Dotted by pencil minarets and flat domes, the imprints of Turkish liberal aid that helped to rebuild the city, post-2005 devastated earthquake, is quite visible.
Off late, an Ottoman-style mosque has emerged, one of the startling features of the landscape of this tiny city, located at the confluence of the Jhelum and Neelam rivers and housing a population of 150,000.
Just 64 kilometers (40 miles) away from the Line of Control (LoC) that divides Jammu and Kashmir between India and Pakistan, the city was the epicenter of the 2005 earthquake, which had a magnitude of 7.6. The earthquake destroyed about 50% of the buildings in the city and killed around 80,000 people in the region.
Fourteen years later, the glory of the city has been restored.

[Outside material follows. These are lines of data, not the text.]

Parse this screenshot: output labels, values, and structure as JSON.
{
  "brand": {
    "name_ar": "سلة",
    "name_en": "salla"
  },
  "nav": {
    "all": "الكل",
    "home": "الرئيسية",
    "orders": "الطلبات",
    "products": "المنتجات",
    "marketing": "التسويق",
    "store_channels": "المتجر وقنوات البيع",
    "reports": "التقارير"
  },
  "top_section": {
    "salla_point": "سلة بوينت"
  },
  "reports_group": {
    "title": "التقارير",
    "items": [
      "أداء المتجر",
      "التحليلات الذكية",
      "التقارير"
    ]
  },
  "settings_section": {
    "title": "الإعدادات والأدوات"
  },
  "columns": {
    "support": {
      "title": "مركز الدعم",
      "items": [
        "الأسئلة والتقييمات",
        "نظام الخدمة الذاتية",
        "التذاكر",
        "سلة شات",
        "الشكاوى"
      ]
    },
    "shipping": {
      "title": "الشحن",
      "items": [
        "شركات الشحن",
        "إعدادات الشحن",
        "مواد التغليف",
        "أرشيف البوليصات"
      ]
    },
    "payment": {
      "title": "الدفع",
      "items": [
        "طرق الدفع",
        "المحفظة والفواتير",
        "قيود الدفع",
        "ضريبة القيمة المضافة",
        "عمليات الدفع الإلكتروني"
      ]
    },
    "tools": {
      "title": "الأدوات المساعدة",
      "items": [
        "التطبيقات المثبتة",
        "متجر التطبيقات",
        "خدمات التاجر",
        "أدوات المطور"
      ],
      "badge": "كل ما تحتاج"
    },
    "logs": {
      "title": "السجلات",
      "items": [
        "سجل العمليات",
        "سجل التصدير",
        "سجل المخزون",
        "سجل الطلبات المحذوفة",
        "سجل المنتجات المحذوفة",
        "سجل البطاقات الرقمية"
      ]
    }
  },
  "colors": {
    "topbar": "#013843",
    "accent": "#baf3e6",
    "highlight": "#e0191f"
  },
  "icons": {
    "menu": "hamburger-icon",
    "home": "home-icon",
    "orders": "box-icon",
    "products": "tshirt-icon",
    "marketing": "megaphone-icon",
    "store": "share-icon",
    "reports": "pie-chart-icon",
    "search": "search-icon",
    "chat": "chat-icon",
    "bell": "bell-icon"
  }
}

With clean roads and good infrastructure in the foothills of snow-capped mountains, it has now emerged as a major tourist destination.
All roads in the city lead to a central square, housing Osmania Masjid, built in front of the official residence of the prime minister of Pakistan-administered Kashmir, also known as Azad Jammu and Kashmir (AJK).
Other government buildings like president house and legislative assembly radiate from the Turkish style mosque.
Inaugurated in 2009 by Turkish President Recep Tayyip Erdogan (then prime minister), the three-story mosque can accommodate 2500 worshipers. Erdogan offered prayers in the mosque after unveiling a plaque.
“This is a unique gift from the Turkish government to people in the region,” Mohammad Liaqat, a local resident told Anadolu Agency.
“Many people come with their families on weekends, to combine an outing with offering prayers. The mosque is packed on Fridays,” he said. Liaqat maintains that the mosque has added an important feature to the city, which was usually listless, except boasting a 16th century Muzaffarabad Fort.
When Pakistan sought help to rehabilitate earthquake victims and rebuild infrastructure, Turkey was the first to respond.
“The Turkish government has helped us a lot and President Erdogan, who was then prime minister, visited here twice,” Tariq Mahmood Butt, a senior AJK government official told Anadolu Agency.
Ankara not only played a central role in relief, but it also built almost all the main buildings in the city.
The beautiful district government complex, which comprises 12 administrative blocks, 26 residential facilities, schools, colleges, a library complex, mosque, shopping center, conference hall and a sports center, has a visible Turkish mark in terms of architecture and planning.
“The color of all these buildings is red. It has a method behind it. We selected this national color of Turkey, to show our affection to Turkish people,” said Butt, indicating Turkish flag’s colors red and white.
In 2009, Erdogan had also planted a sapling in the lawn of the Kashmir Institute of Management, which has now grown into a big tree.
“This tree reminds us of the help and love of Erdogan and Turkish people, who helped us in the most difficult times,” said Shafiqurehman, another government official.